Billions of examples may be found of laws not protecting everyone equally, without one example (I hope) of judges taking this for evidence that people are not, in fact, equal. (Outside abortion.) It is absurd to imagine that because laws do not protect everyone equally, therefore not everyone is equal.
Personhood is acknowledged by any valid law. But it is not created by any law!
Roe never argued that people become something less than people when laws don’t treat them unjustly! That, fortunately, was not the purpose of Roe’s inquiry. Roe’s purpose was to look for evidence, in the absence of explicit statements, that legislatures – fact finders – regarded the unborn as fully human.
The quibble of Roe was not whether babies are “persons” or merely “humans”, but whether very young babies depicted in Dorland’s Illustrated Medical Dictionary as indistinguishable from pig fetuses are “recognizably human”.
The reasoning of the personhood movement indeed seems to stumble over this point. As if babies are turned into “persons” within the borders of a state by its legislature outlawing abortion without exceptions – a transformation accomplished by the magic of Roe – rather than babies already being people by the Creative Word of Almighty God from before fertilization, (Jeremiah1:5) no matter what any tyrant says about it, and even if they cross the border into another state.
Forsythe correctly says states don’t change law; but he does not appreciate that states DO establish facts. Perhaps he does not consider that the Supreme Court treats “when [constitutionally protected] life begins” as the domain of fact finders.
Here Forsythe tells prolifers none of their efforts can succeed (until, he says elsewhere, we pass a Life Amendment to the U.S. Constitution):
[Prolifers think if you] “pass ‘personhood’ legislation in your state, as a bill, or as a constitutional amendment, and according to the U.S. Supreme Court Roe v. Wade decision itself, [so-called] ‘legal’ [sic] abortion is over in that jurisdiction. [That hope is] futile...(because of our system of federalism) it will not - it cannot - establish 14th Amendment personhood or set up a test case to overturn Roe.”

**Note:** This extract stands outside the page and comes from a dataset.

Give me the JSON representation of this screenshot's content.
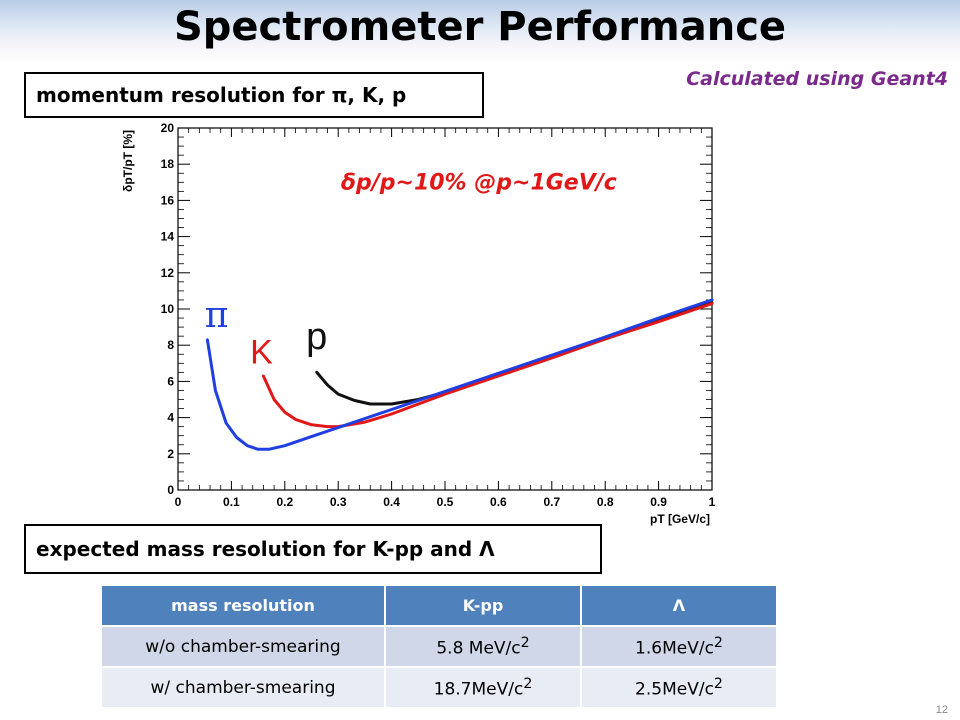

He is correct that a single state, citing only its own authority, can’t change a law. But the consensus of 38 states, dozens of juries, thousands of expert witnesses, Congress, and several individual judges, can certainly establish a fact!
Although N. 54 reasons like someone who doesn’t understand law, Forsythe is too quick to dismiss the reason for it given in Roe. Blackmun’s said his purpose in noting Texas’ two exceptions was part of his 65 page review of the scarcity of clear evidence from court-recognized fact finders that unborn babies of humans are “recognizably human” even from the development of their first visible features, which Dorland’s Illustrated Medical Dictionary had fraudently depicted as looking like animal fetuses.
Yes, individual states can clarify facts, though probably not if the only evidence they cite is their own say-so.
For my complete interleaved response to that and other articles by Forsythe, see AUL Missing Opportunity of Lifetime (60 million lifetimes)
If the fact that unborn babies are humans is untrue, then of course killing nonpersons really isn’t murder, but rather a fundamental right of a woman. Conversely, if as a "matter of law" only, the unborn were humans/persons with a constitutionally protected “right to life”, but were in fact tumors threatening their human hosts, respect for law would suffer as much as it does now. In either case, reality is the standard by which the law is judged; law is not the standard by which facts are determined. Law needs to get in step with reality, because reality is not disposed to get in step with law.